Ces colporteurs de pâtisseries et de produits de boulangerie sont également décrits dans "L'histoire d'une tarte" de Costache Negruzzi : "Vous vous souvenez de notre enfance - partie pour ne jamais revenir ! - quelle agréable impression le cri : coooovrigi ! gugoseeeeeeeeeeeeeeeeeeeeee Comment nous avons tous couru, enfants et vieux, et les plus grands et les plus petits ; avec quelle impatience j'attendais que le pâtissier lui pose l'assiette de la tête, et avec quelle rapidité je me moquais de lui !".

Les simigs ambulants avaient des paniers spéciaux tissés à partir de roseaux, aux bords desquels étaient collés des bâtons sur lesquels étaient enfilés des bretzels de toutes sortes. L'intérieur du panier était réservé aux tartes. Pour les garder au chaud, ils ont été placés dans un plateau en laiton sur un brasier muni d'un brasero. Les écrits de l'époque mentionnent qu'un morceau de tarte de la taille d'une paume était vendu 5 pares, les gros bretzels, avec ou sans sésame, étaient vendus 10 pièces, et les petits 5 pares la pièce, soit deux pièces.
Bretzels Buzău – les bretzels roumains emblématiques
Il semble que la recette des fameux bretzels ait été apportée par des marchands grecs qui avaient ouvert des tavernes à Buzău, vers 1800. Les bretzels servaient à aiguiser l'appétit des clients pour les boissons alcoolisées servies.

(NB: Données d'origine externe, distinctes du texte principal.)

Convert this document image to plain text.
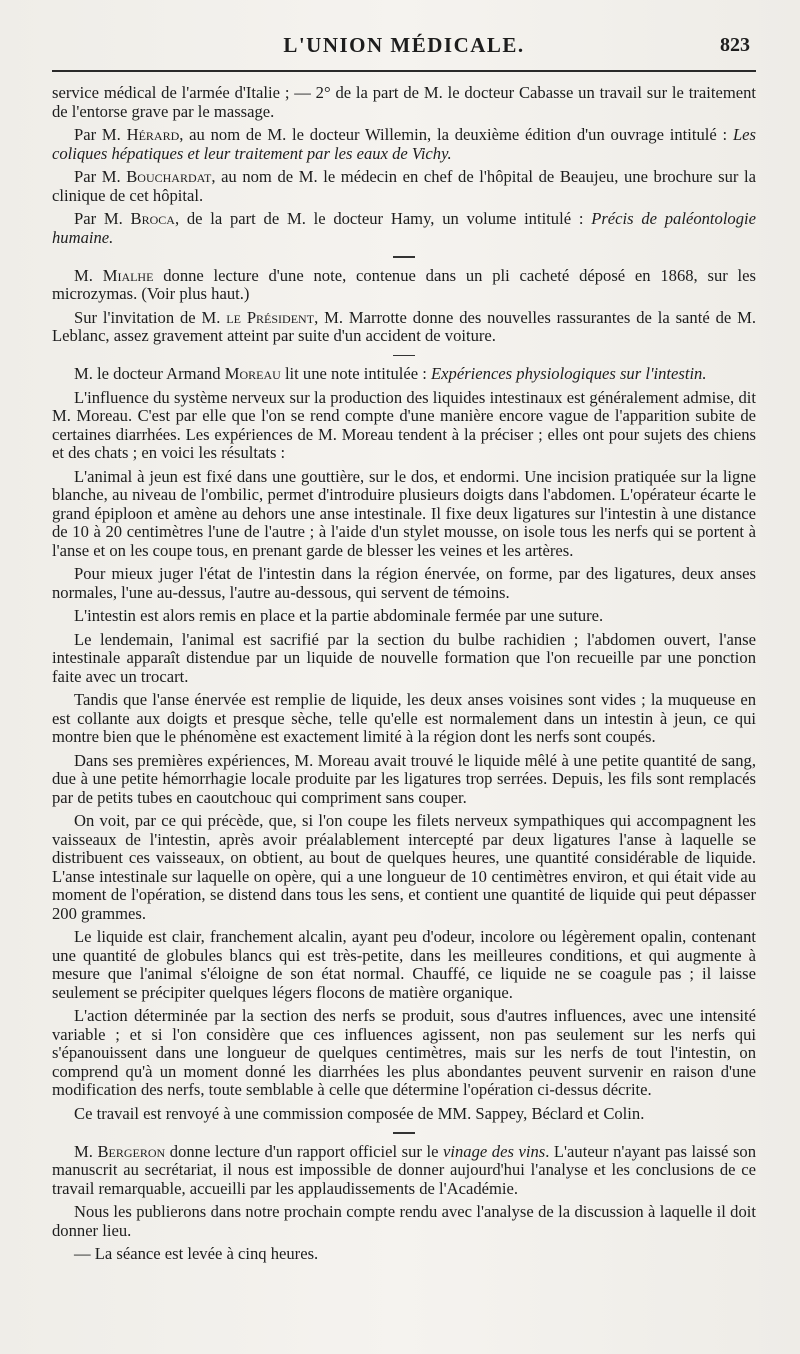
L'UNION MÉDICALE.	823

service médical de l'armée d'Italie ; — 2° de la part de M. le docteur Cabasse un travail sur le traitement de l'entorse grave par le massage.

Par M. Hérard, au nom de M. le docteur Willemin, la deuxième édition d'un ouvrage intitulé : Les coliques hépatiques et leur traitement par les eaux de Vichy.

Par M. Bouchardat, au nom de M. le médecin en chef de l'hôpital de Beaujeu, une brochure sur la clinique de cet hôpital.

Par M. Broca, de la part de M. le docteur Hamy, un volume intitulé : Précis de paléontologie humaine.

M. Mialhe donne lecture d'une note, contenue dans un pli cacheté déposé en 1868, sur les microzymas. (Voir plus haut.)

Sur l'invitation de M. le Président, M. Marrotte donne des nouvelles rassurantes de la santé de M. Leblanc, assez gravement atteint par suite d'un accident de voiture.

M. le docteur Armand Moreau lit une note intitulée : Expériences physiologiques sur l'intestin.

L'influence du système nerveux sur la production des liquides intestinaux est généralement admise, dit M. Moreau. C'est par elle que l'on se rend compte d'une manière encore vague de l'apparition subite de certaines diarrhées. Les expériences de M. Moreau tendent à la préciser ; elles ont pour sujets des chiens et des chats ; en voici les résultats :

L'animal à jeun est fixé dans une gouttière, sur le dos, et endormi. Une incision pratiquée sur la ligne blanche, au niveau de l'ombilic, permet d'introduire plusieurs doigts dans l'abdomen. L'opérateur écarte le grand épiploon et amène au dehors une anse intestinale. Il fixe deux ligatures sur l'intestin à une distance de 10 à 20 centimètres l'une de l'autre ; à l'aide d'un stylet mousse, on isole tous les nerfs qui se portent à l'anse et on les coupe tous, en prenant garde de blesser les veines et les artères.

Pour mieux juger l'état de l'intestin dans la région énervée, on forme, par des ligatures, deux anses normales, l'une au-dessus, l'autre au-dessous, qui servent de témoins.

L'intestin est alors remis en place et la partie abdominale fermée par une suture.

Le lendemain, l'animal est sacrifié par la section du bulbe rachidien ; l'abdomen ouvert, l'anse intestinale apparaît distendue par un liquide de nouvelle formation que l'on recueille par une ponction faite avec un trocart.

Tandis que l'anse énervée est remplie de liquide, les deux anses voisines sont vides ; la muqueuse en est collante aux doigts et presque sèche, telle qu'elle est normalement dans un intestin à jeun, ce qui montre bien que le phénomène est exactement limité à la région dont les nerfs sont coupés.

Dans ses premières expériences, M. Moreau avait trouvé le liquide mêlé à une petite quantité de sang, due à une petite hémorrhagie locale produite par les ligatures trop serrées. Depuis, les fils sont remplacés par de petits tubes en caoutchouc qui compriment sans couper.

On voit, par ce qui précède, que, si l'on coupe les filets nerveux sympathiques qui accompagnent les vaisseaux de l'intestin, après avoir préalablement intercepté par deux ligatures l'anse à laquelle se distribuent ces vaisseaux, on obtient, au bout de quelques heures, une quantité considérable de liquide. L'anse intestinale sur laquelle on opère, qui a une longueur de 10 centimètres environ, et qui était vide au moment de l'opération, se distend dans tous les sens, et contient une quantité de liquide qui peut dépasser 200 grammes.

Le liquide est clair, franchement alcalin, ayant peu d'odeur, incolore ou légèrement opalin, contenant une quantité de globules blancs qui est très-petite, dans les meilleures conditions, et qui augmente à mesure que l'animal s'éloigne de son état normal. Chauffé, ce liquide ne se coagule pas ; il laisse seulement se précipiter quelques légers flocons de matière organique.

L'action déterminée par la section des nerfs se produit, sous d'autres influences, avec une intensité variable ; et si l'on considère que ces influences agissent, non pas seulement sur les nerfs qui s'épanouissent dans une longueur de quelques centimètres, mais sur les nerfs de tout l'intestin, on comprend qu'à un moment donné les diarrhées les plus abondantes peuvent survenir en raison d'une modification des nerfs, toute semblable à celle que détermine l'opération ci-dessus décrite.

Ce travail est renvoyé à une commission composée de MM. Sappey, Béclard et Colin.

M. Bergeron donne lecture d'un rapport officiel sur le vinage des vins. L'auteur n'ayant pas laissé son manuscrit au secrétariat, il nous est impossible de donner aujourd'hui l'analyse et les conclusions de ce travail remarquable, accueilli par les applaudissements de l'Académie.

Nous les publierons dans notre prochain compte rendu avec l'analyse de la discussion à laquelle il doit donner lieu.

— La séance est levée à cinq heures.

Contrairement aux bretzels conventionnels, les bretzels Buzău ne sont pas fabriqués à partir d'une pâte à pain ordinaire. Les locaux sont vraiment fiers du fait que ceux qui savent comment préparer et cuire ces bretzels font exactement cela.
Mais les bretzels Buzău sont préparés selon une recette simple, juste de l'eau, de la farine, de la levure, un peu de sucre et un peu de sel. Après la chute du communisme en Roumanie, le nombre de petites simigeria dans la région de Buzău a augmenté et les bretzels de Buzău sont devenus entre-temps une marque déposée.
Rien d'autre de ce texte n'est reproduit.